Given the level of support across this House for the decriminalisation of non-payment of the TV licence fee, does my right hon. Friend agree that the continued criminalisation of people whose only crime is being poor is completely untenable? What discussions has he had with the Department for Culture, Media and Sport on this issue?
How many foreign national offenders are there in our prisons, and what steps are being taken to return them to secure detention in their own countries?
I took the trouble to look up that figure on the off-chance that my hon. Friend might ask for it. It is 10,689 as of last Friday, which, I am pleased to tell him, is a reduction from the last time that he asked for the figure and I told him it. It is important that he, I and other Members of the House support the Immigration Bill when it returns to this House, so that we can begin to deal with some of the obstacles to doing what he has described, which include the number of appeals that are available to some people to delay their return to the country to which they should go.

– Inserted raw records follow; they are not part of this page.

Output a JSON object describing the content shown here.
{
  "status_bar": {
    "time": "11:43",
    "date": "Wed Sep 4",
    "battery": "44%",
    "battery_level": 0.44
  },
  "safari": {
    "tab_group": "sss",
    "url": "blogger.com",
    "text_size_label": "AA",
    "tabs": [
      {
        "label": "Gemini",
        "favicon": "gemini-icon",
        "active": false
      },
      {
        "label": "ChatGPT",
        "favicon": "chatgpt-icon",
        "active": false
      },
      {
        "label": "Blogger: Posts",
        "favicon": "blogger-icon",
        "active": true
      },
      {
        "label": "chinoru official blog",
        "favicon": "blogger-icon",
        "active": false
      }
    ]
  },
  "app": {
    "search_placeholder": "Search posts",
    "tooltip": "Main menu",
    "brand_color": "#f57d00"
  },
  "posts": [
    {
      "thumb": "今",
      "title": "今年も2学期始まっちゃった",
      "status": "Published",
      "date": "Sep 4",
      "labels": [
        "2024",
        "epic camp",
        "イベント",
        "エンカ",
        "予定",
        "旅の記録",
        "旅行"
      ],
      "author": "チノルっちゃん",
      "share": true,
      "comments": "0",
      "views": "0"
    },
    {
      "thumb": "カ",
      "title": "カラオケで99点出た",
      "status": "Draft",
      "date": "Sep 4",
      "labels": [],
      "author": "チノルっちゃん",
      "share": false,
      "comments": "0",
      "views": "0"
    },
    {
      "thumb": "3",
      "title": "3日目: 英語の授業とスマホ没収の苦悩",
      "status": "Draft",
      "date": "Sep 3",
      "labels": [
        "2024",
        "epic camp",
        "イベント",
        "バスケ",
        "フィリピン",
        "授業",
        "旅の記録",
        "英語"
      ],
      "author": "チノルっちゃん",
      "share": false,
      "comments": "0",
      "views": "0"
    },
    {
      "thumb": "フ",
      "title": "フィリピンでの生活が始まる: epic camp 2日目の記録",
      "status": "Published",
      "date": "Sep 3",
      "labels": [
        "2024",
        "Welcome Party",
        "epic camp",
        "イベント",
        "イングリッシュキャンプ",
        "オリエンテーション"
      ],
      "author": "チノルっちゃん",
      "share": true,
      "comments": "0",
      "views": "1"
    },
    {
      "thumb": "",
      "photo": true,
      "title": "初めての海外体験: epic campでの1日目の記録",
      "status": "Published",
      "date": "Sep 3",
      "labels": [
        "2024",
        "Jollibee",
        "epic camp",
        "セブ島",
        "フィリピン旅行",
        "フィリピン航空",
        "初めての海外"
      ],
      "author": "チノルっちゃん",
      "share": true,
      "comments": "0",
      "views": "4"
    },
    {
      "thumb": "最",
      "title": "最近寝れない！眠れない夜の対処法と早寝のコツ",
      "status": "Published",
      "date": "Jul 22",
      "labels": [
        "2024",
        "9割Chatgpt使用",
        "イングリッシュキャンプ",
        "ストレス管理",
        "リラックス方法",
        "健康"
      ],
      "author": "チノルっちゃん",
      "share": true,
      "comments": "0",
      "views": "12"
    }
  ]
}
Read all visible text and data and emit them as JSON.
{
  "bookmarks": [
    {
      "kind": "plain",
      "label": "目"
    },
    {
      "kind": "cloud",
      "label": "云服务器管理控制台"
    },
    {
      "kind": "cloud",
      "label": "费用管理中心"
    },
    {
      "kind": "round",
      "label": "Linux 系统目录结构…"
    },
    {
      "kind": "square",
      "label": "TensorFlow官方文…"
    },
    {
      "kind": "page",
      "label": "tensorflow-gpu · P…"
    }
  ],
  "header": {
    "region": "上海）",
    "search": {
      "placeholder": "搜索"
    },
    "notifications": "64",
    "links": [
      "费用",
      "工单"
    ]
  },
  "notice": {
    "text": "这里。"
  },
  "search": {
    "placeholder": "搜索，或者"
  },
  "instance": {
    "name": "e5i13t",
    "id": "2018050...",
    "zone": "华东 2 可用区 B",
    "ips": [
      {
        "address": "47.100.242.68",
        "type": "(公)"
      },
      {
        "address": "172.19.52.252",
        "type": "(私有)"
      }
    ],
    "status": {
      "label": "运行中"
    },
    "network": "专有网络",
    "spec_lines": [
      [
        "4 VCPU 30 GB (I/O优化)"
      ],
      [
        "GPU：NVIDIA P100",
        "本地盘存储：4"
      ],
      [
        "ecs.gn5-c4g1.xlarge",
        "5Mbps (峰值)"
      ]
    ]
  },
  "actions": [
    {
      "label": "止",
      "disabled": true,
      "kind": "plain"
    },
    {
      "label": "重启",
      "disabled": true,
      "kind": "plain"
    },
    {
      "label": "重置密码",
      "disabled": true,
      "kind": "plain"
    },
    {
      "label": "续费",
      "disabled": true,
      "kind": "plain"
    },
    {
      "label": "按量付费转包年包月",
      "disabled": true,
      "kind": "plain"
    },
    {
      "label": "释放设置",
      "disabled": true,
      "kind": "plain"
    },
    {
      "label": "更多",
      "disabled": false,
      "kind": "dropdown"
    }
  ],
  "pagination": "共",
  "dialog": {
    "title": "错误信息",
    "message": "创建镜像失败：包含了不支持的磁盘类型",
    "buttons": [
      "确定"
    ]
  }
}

Humberside police have the highest number of reported child rapes. Last year, the figure was 176, alongside the 193 reported adult rapes. The cut to the money that is available to the Hull rape crisis centre will mean that the centre is no longer viable and that victims will have to travel 60-odd miles to Leeds to get the assistance that they need. Will the Minister and the Secretary of State look at that case to see whether the Ministry of Justice can support this very vulnerable group of people through the continuation of funding?